In practice, the task force surrounding the carrier, whether American or Japanese, was always searching for the opposing carriers.  Discovery of an enemy’s carriers invariably resulted in a quick launch of the task force’s complete air wing.  Whoever struck first was the most likely victor.  The age of the aircraft carrier had arrived.  Knock out an enemy’s carriers and their surface ships must either flee the scene or risk being sent to the bottom of the sea from a swarm of airborne bombs and torpedoes.  The battleship has an offensive reach of no more than twenty miles.  Aircraft from a carrier can strike suddenly out of the blue from their floating base two hundred miles away.  This was dramatically demonstrated at Pearl Harbor and, again, at Midway six months later. 

Bomb punches through wooden flight deck

The Japanese were slow to appreciate the defensive need for radar.  Had their carriers at Midway not relied exclusively on air patrols they might have been able to counter the devastating blow inflicted on them by the squadrons of SBD Dauntless that pounced unexpectedly from nearly straight overhead.  Like their American counterparts, the flight decks of Japanese carriers were not armored.  Effective armor would have made them top heavy and would have required them to make unacceptable cuts in the number of aircraft they carried.  This vulnerability made dive bombing possibly the greatest risk to a carrier’s survival.  One well-place bomb could leave the flight deck unavailable for further aircraft operations.  Fighters were the best means of carrier defense.  By the time of the Battle of the East Solomons, in August, 1942, both the Enterprise and the Saratoga had doubled their fighter complement to 36 F4F Wildcats.  The Yorktown might have done likewise had it not been sunk at Midway – sent to the bottom by a submarine’s two torpedoes, having first been slowed from three bombs in a dive bombing attack. 

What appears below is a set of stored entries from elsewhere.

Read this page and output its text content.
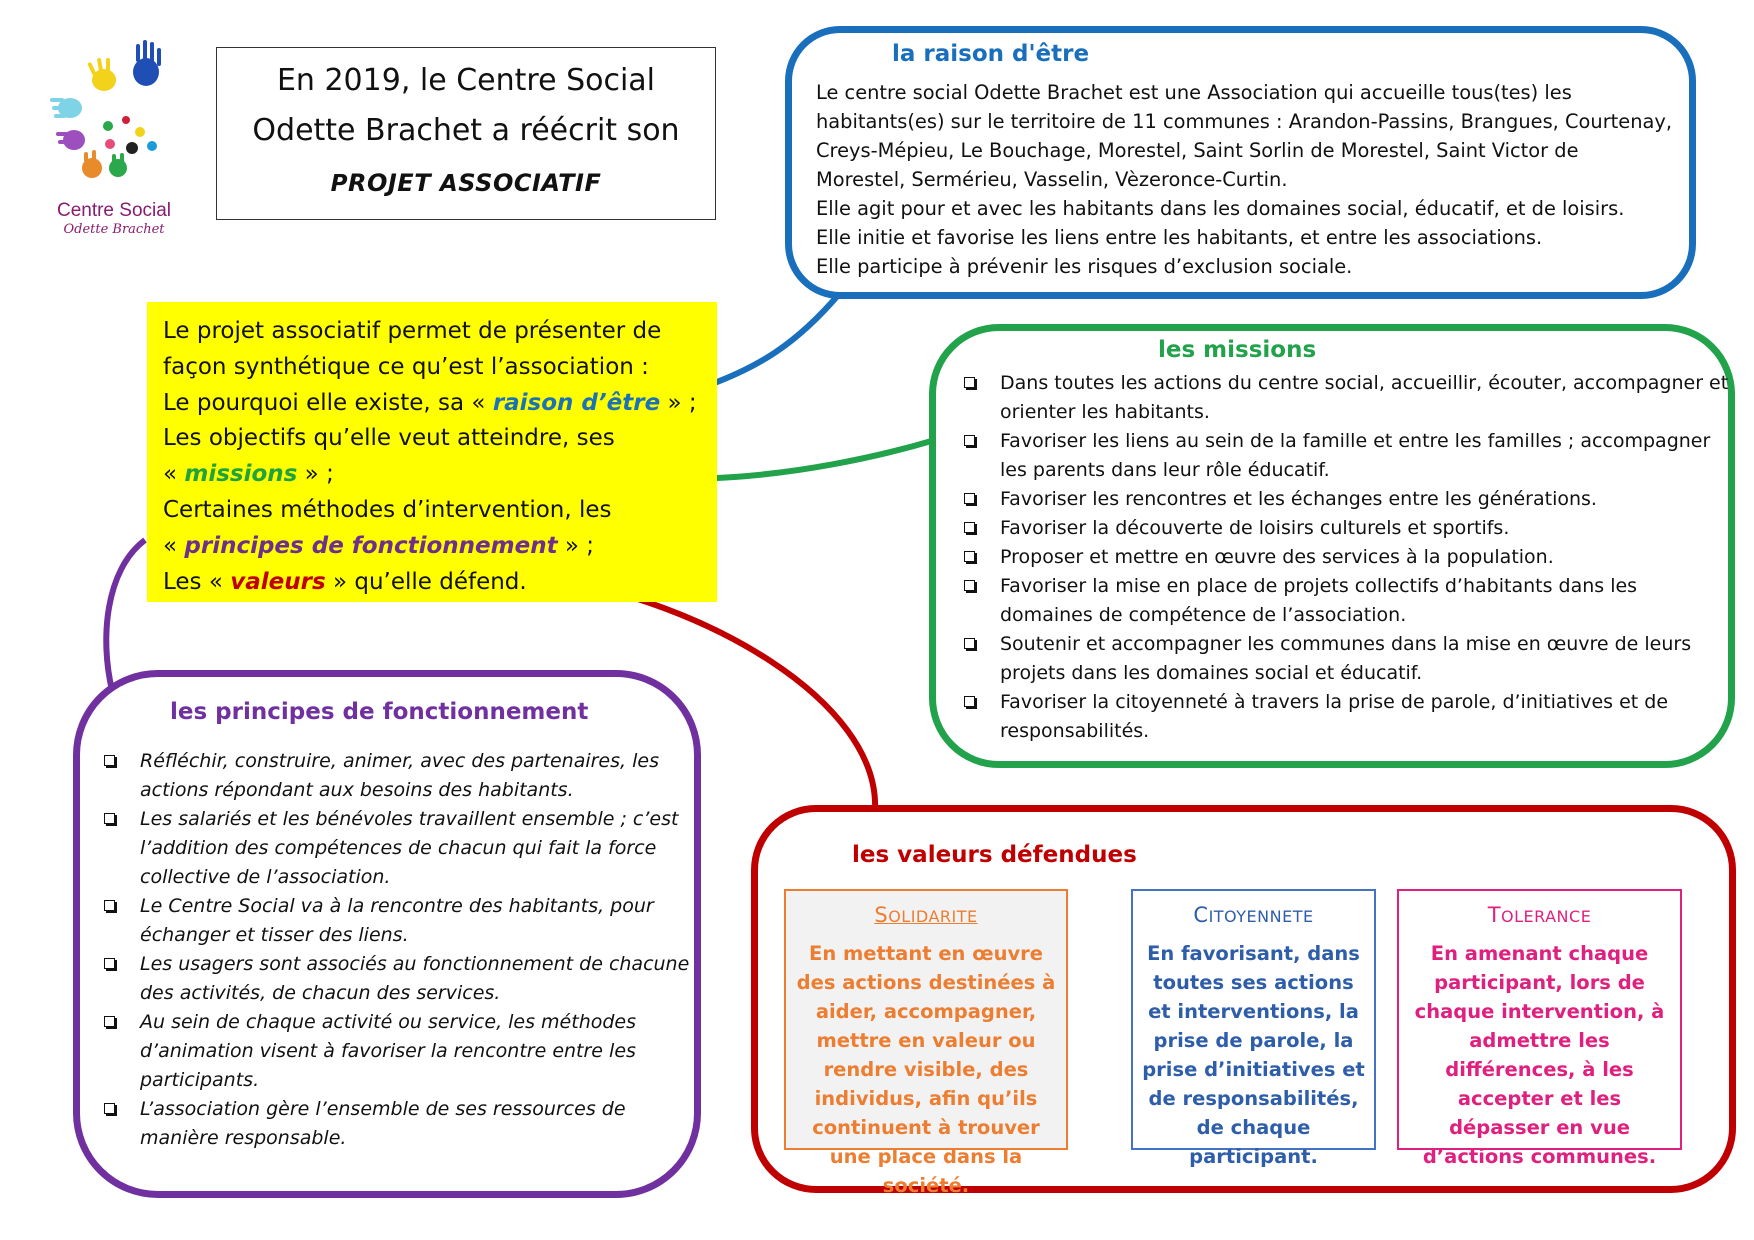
Centre Social
Odette Brachet
En 2019, le Centre Social
Odette Brachet a réécrit son
PROJET ASSOCIATIF
Le projet associatif permet de présenter de
façon synthétique ce qu’est l’association :
Le pourquoi elle existe, sa « raison d’être » ;
Les objectifs qu’elle veut atteindre, ses
« missions » ;
Certaines méthodes d’intervention, les
« principes de fonctionnement » ;
Les « valeurs » qu’elle défend.
la raison d'être
Le centre social Odette Brachet est une Association qui accueille tous(tes) les
habitants(es) sur le territoire de 11 communes : Arandon-Passins, Brangues, Courtenay,
Creys-Mépieu, Le Bouchage, Morestel, Saint Sorlin de Morestel, Saint Victor de
Morestel, Sermérieu, Vasselin, Vèzeronce-Curtin.
Elle agit pour et avec les habitants dans les domaines social, éducatif, et de loisirs.
Elle initie et favorise les liens entre les habitants, et entre les associations.
Elle participe à prévenir les risques d’exclusion sociale.
les missions
Dans toutes les actions du centre social, accueillir, écouter, accompagner et orienter les habitants.
Favoriser les liens au sein de la famille et entre les familles ; accompagner les parents dans leur rôle éducatif.
Favoriser les rencontres et les échanges entre les générations.
Favoriser la découverte de loisirs culturels et sportifs.
Proposer et mettre en œuvre des services à la population.
Favoriser la mise en place de projets collectifs d’habitants dans les domaines de compétence de l’association.
Soutenir et accompagner les communes dans la mise en œuvre de leurs projets dans les domaines social et éducatif.
Favoriser la citoyenneté à travers la prise de parole, d’initiatives et de responsabilités.
les principes de fonctionnement
Réfléchir, construire, animer, avec des partenaires, les actions répondant aux besoins des habitants.
Les salariés et les bénévoles travaillent ensemble ; c’est l’addition des compétences de chacun qui fait la force collective de l’association.
Le Centre Social va à la rencontre des habitants, pour échanger et tisser des liens.
Les usagers sont associés au fonctionnement de chacune des activités, de chacun des services.
Au sein de chaque activité ou service, les méthodes d’animation visent à favoriser la rencontre entre les participants.
L’association gère l’ensemble de ses ressources de manière responsable.
les valeurs défendues
SOLIDARITE
En mettant en œuvre des actions destinées à aider, accompagner, mettre en valeur ou rendre visible, des individus, afin qu’ils continuent à trouver une place dans la société.
CITOYENNETE
En favorisant, dans toutes ses actions et interventions, la prise de parole, la prise d’initiatives et de responsabilités, de chaque participant.
TOLERANCE
En amenant chaque participant, lors de chaque intervention, à admettre les différences, à les accepter et les dépasser en vue d’actions communes.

Destroyer pulls survivors from water

It took an extraordinary effort on the part of repair crews at Pearl Harbor for the Yorktown to even make it to Midway.  The vessel managed to survive three bomb hits and two torpedoes to her port side at the Battle of the Coral Sea just the previous month.  At Pearl the Yorktown was given a quick 48 hour patch job and sent back to sea along with her sister ships, the Enterprise and HornetYorktown’s squadron of SBD Dauntless would be responsible for sinking the Japanese carrier Soryu while dive bombers from the Enterprise would destroy both the carriers Kaga and Akagi.  A last gasp attack from the carrier Hiryu led to the Yorktown’s demise.  Hiryu, the fourth and final Japanese carrier, was itself dispatched the following day.  The entire battle had been waged without either fleet sighting the other except from the air.

Yorktown capsizes and sinks


The design of the Yorktown, CV 5, displays the confidence the US Navy had developed for the offensive role the aircraft carrier brought to the fleet.  This respect was first earned in fleet exercises by the Lexington and Saratoga during the twenties and early thirties.  The Navy’s faith in a carrier-based task force would be vindicated in battle during the first difficult months of the Second World War by Yorktown and her sister ships, Enterprise and Hornet.  They would each achieve a distinguished place in history.